Comparing the different age groups, while in the child population, the gait pattern has not matured yet and the speed seems to affect it to a greater extent [59], in older adults, as the rate of decline in walking speed is typically about 0.7% per year [67], the gait pattern suggests to be less affected by the speed. Therefore, the gait speed should also be considered when studying the effects of age in children and older adults. Moreover, as the minimum and maximum values of these specific biomechanical variables have been used to compare the gait patterns of pathological individuals who tend to walk slower than the control group [5, 68, 69], this comparison may be doable only after collecting data from a number of individuals walking at a variety of gait speeds, which is time-consuming and expensive. Rather, the use of public gait datasets [70,71,72,73] when available or the use of prediction methods are more appropriate alternatives to enable the establishment of reference gait patterns at different walking speeds [12, 58, 60, 62, 74, 75]. In fact, when a prediction method was applied to predict the gait pattern adjusting for a difference in gait speeds between groups, it has reduced the impact of gait speed on the calculation of gait indices such as the Gait Profile Score in post-stroke individuals [76].
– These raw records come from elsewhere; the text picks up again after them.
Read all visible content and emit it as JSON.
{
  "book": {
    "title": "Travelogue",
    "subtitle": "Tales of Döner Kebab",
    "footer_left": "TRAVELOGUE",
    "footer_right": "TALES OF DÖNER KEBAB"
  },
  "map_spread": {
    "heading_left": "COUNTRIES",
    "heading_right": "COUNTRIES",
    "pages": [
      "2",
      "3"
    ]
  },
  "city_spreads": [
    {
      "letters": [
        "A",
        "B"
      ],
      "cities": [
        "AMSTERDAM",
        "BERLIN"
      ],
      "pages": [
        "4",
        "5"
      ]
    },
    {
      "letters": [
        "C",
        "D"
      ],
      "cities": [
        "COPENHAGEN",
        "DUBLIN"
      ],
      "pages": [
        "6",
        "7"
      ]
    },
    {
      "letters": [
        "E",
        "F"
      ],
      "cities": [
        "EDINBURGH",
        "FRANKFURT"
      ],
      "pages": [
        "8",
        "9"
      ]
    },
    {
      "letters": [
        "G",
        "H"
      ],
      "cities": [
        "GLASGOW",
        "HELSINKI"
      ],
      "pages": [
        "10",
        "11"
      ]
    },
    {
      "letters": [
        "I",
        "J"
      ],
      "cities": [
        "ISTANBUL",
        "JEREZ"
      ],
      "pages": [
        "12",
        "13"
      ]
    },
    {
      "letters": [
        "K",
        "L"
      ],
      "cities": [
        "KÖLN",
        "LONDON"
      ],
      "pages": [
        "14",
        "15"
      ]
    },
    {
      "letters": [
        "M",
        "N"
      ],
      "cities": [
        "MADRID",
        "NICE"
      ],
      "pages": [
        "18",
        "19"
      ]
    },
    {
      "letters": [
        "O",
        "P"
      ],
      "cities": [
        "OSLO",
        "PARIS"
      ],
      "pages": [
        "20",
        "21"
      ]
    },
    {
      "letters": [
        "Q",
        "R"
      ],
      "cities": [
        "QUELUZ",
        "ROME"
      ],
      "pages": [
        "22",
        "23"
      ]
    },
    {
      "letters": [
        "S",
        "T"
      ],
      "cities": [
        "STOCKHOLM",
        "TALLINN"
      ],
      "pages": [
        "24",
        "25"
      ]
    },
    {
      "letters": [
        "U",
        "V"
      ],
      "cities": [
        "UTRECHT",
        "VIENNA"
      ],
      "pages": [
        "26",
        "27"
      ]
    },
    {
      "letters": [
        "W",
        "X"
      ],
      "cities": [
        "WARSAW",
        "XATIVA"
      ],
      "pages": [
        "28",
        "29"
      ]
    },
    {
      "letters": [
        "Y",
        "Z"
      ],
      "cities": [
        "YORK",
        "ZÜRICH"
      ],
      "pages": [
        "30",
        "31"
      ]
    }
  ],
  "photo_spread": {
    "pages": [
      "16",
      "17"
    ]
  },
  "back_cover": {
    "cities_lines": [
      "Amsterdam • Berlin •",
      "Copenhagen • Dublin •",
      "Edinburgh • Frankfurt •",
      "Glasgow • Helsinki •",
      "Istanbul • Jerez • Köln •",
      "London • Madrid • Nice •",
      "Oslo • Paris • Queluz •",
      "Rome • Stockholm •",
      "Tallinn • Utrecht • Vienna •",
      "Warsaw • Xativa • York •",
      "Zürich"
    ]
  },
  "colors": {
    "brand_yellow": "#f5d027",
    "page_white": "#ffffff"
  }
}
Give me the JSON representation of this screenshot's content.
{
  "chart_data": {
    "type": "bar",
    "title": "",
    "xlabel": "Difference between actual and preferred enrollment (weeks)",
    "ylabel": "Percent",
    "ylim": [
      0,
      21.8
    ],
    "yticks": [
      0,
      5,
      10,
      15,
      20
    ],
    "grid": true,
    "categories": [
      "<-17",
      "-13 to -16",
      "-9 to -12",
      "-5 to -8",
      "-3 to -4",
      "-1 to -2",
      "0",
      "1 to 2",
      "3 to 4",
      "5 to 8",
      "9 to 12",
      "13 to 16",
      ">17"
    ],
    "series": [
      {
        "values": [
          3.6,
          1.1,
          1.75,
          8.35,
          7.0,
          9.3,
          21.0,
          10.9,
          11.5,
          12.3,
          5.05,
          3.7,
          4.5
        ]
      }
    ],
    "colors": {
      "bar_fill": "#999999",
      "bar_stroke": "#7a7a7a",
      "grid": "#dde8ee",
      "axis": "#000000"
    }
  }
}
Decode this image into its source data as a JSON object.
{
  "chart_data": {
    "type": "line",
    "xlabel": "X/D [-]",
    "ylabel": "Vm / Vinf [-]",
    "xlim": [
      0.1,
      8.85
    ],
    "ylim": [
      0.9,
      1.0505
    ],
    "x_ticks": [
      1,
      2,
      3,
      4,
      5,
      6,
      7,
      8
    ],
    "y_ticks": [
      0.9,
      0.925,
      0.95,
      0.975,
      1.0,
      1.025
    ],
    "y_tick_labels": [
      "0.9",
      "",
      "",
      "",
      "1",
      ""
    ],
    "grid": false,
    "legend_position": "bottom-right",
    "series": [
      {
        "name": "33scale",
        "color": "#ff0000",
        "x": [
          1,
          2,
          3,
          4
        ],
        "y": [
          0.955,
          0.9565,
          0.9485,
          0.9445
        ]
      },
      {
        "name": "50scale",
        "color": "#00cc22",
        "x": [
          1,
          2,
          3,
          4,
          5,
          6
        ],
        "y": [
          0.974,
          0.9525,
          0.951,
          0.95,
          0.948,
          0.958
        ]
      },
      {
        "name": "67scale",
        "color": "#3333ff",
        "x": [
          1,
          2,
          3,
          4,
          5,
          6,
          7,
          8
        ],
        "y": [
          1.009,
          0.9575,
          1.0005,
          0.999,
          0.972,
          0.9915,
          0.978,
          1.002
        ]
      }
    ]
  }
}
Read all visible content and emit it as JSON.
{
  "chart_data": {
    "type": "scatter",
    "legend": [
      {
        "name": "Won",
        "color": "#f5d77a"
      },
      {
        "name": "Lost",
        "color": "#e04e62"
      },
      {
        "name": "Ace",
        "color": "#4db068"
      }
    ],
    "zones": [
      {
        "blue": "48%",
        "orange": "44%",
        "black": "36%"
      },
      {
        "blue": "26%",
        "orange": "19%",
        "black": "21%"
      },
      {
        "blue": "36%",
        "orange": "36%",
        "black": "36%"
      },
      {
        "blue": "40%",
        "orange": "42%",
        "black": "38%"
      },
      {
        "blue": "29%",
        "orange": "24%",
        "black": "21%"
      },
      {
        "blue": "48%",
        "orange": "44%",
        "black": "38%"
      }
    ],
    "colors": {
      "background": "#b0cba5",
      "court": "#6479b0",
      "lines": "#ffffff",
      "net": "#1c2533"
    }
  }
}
This systematic review included the search of only three electronic databases (PubMed, Embase, and Web of Science) and this may be considered a limitation. However, these databases were selected for search because of their broad inclusion of multidisciplinary topics within the Biomedical and Health Sciences domain and because they have been particularly adopted in gait research reviews [18, 22, 64, 77]. In addition, only studies that employed 3D gait analysis instrumentation were included in this review and meta-analysis, which resulted in the majority of included studies being observational in nature. Therefore, while we acknowledge the risk of publication bias, it solely was likely not as important as the overall quality of studies which was assessed through a Quality Index tool [42].

Conclusion

The results of this systematic review and meta-analysis show that speed affects the gait patterns of distinct age populations. Broader than previous reviews, where either only the knee moment or the spatiotemporal parameters was reported, this study analyzed the effects of speed on the gait pattern with respect to several gait parameters, including joint kinematics, kinetics, and ground reaction forces. In general, we observed that most of the absolute amplitude of the minimum and maximum values of the variables analyzed decreased at slower speeds and increased at faster speeds. The results of this study provide a stronger indication for the importance of also taking into account the effects of walking speed when comparing gait data of pathological individuals with normal or control individuals. Future studies involving such type of comparisons must control for the effects of different gait speeds, for example employing prediction methods in order to estimate the gait data of a normative group at the same speed of the pathological individual [75, 76].